一方、水上艦の破壊はどうでしょうか。第二次世界大戦の戦艦などは、装甲が厚く、強力な徹甲弾などを必要としましたが、現代の水上艦はそれ程ではありません。したがって基本的に同じ爆風効果、弾頭破壊効果が用いられます。ただし、海の上に浮いていますので、これを沈めるため、喫水線付近に穴を開け、浸水により沈没させる事を狙った兵器もあります。誘導方式は色々ですが、画像認識により、水上艦の弱点を目標とするようプログラムされているものもあります。
上に述べたように、兵器の破壊メカニズムは、対象により様々な形を用います。
では、潜水艦を破壊するメカニズムをご存じでしょうか。
戦争映画などで、爆雷や、魚雷によって攻撃を受けてしまい、最後を迎える潜水艦が描かれています。皆さんは、漠然と爆風効果や破片効果よって一気に破壊されていると考えていないでしょうか。
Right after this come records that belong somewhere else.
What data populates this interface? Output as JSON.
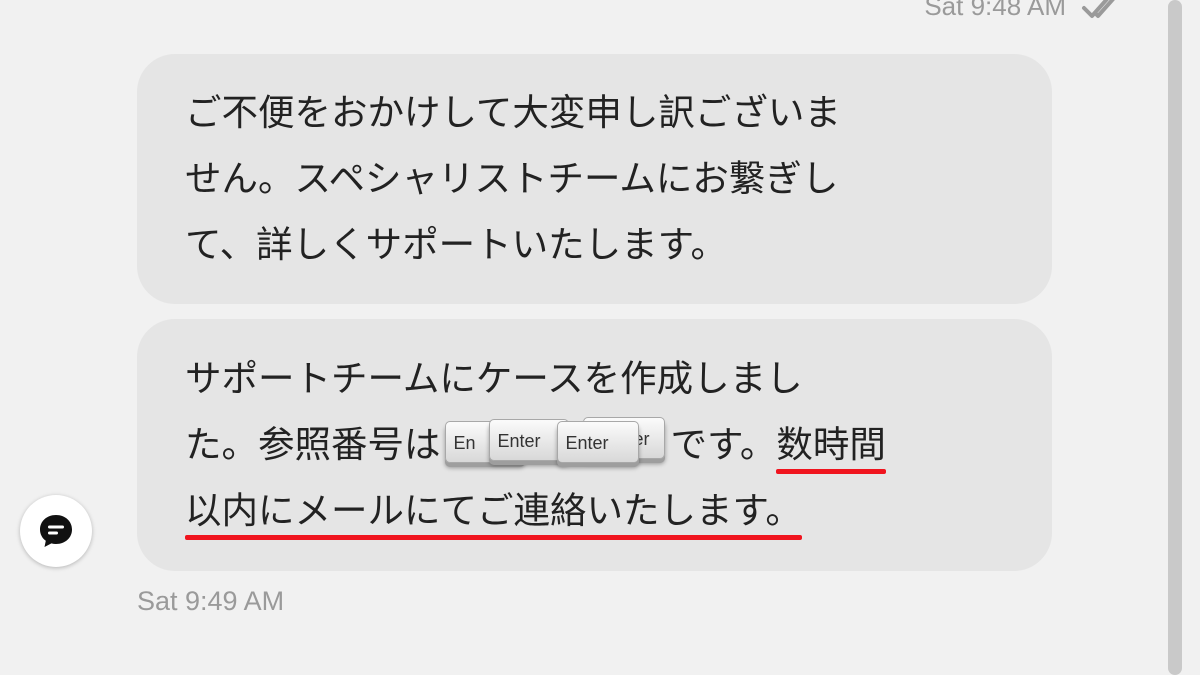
{
  "top_meta": {
    "timestamp": "Sat 9:48 AM",
    "status_icon": "double-check-icon"
  },
  "messages": [
    {
      "lines": [
        "ご不便をおかけして大変申し訳ございま",
        "せん。スペシャリストチームにお繋ぎし",
        "て、詳しくサポートいたします。"
      ]
    },
    {
      "line1": "サポートチームにケースを作成しまし",
      "line2_prefix": "た。参照番号は",
      "line2_suffix": "です。",
      "line2_highlight": "数時間",
      "line3_highlight": "以内にメールにてご連絡いたします。",
      "redaction_keys": [
        "En",
        "Enter",
        "Enter",
        "er"
      ]
    }
  ],
  "bot_icon": "chat-bubble-icon",
  "bottom_timestamp": "Sat 9:49 AM",
  "colors": {
    "background": "#f1f1f1",
    "bubble": "#e5e5e5",
    "underline": "#f0141e",
    "timestamp": "#9a9a9a"
  }
}
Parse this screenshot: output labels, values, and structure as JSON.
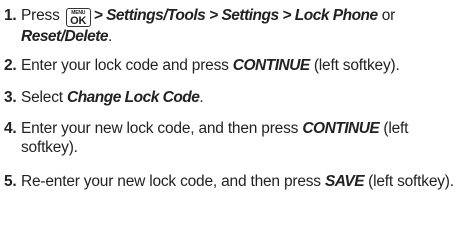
{
  "steps": [
    {
      "num": "1.",
      "press": "Press",
      "key_top": "MENU",
      "key_main": "OK",
      "path": "> Settings/Tools > Settings > Lock Phone",
      "or": "or",
      "alt": "Reset/Delete",
      "end": "."
    },
    {
      "num": "2.",
      "text": "Enter your lock code and press",
      "em": "CONTINUE",
      "tail": "(left softkey)."
    },
    {
      "num": "3.",
      "text": "Select",
      "em": "Change Lock Code",
      "tail": "."
    },
    {
      "num": "4.",
      "text": "Enter your new lock code, and then press",
      "em": "CONTINUE",
      "tail": "(left softkey)."
    },
    {
      "num": "5.",
      "text": "Re-enter your new lock code, and then press",
      "em": "SAVE",
      "tail": "(left softkey)."
    }
  ]
}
実は航空自衛隊員であった私も、現職時そのように考えていました。しかし、水の中では爆風も、破片も強固な構造物である潜水艦に致命的な損傷を与えることは出来ません。
ではどのようなメカニズムで、潜水艦を沈没させるのでしょうか。
私は平成24年まで、ある大学で「危機管理」などを教えていました。学生の中に「海軍オタク」が何人かいて、私の間違いを指摘したり、専門的な質問をしたりしていました。
そこで、「君たちは潜水艦を沈没させるメカニズムを具体的に説明できるか」と問いかけてみました。彼らは答えることが出来ませんでした。私が溜飲を下げたのは言うまでもありません。
では説明します。魚雷も爆雷も潜水艦の付近で爆発します。そうすると、「バブル」という大きな泡が出来ます。至近距離で爆発すれば、当然その直接的な圧力で潜水艦の外壁あるいは継ぎ目が壊れ、浸水して沈没に至ります。至近距離でない場合も、バブルによって潜水艦の一方向の水圧が高くなり、潜水艦を持ち上げたり、横に押したりの圧力となります。
「バブル」は最初の爆発の時最も大きくなりますが、水圧で押されて次には小さくなります。そして爆発エネルギーが残っていると、盛り返して大きくなります。これを繰り返しながら少しずつ小さな泡になっていきます。潜水艦は、持ち上げられたり、横に押されたりを繰り返します。そのことにより「へし折られる」または繰り返し船体を曲げられたり、折られる様な力を受けます。そして、継ぎ目部分などが破壊され浸水し、浮力を失って沈没に至ると言うことです。
他にも、操舵部分、推進部分(スクリュー)等が水圧により破損し機能しなくなり、適切な水中運動が出来なくなり、結果として沈没することもあります。このような場合、水面上に浮上することが出来るケースもありますが、水上に出てしまうと、かなり脆弱な目標となってしまいます。
「潜水艦破壊のメカニズム」、理解いただけたでしょうか。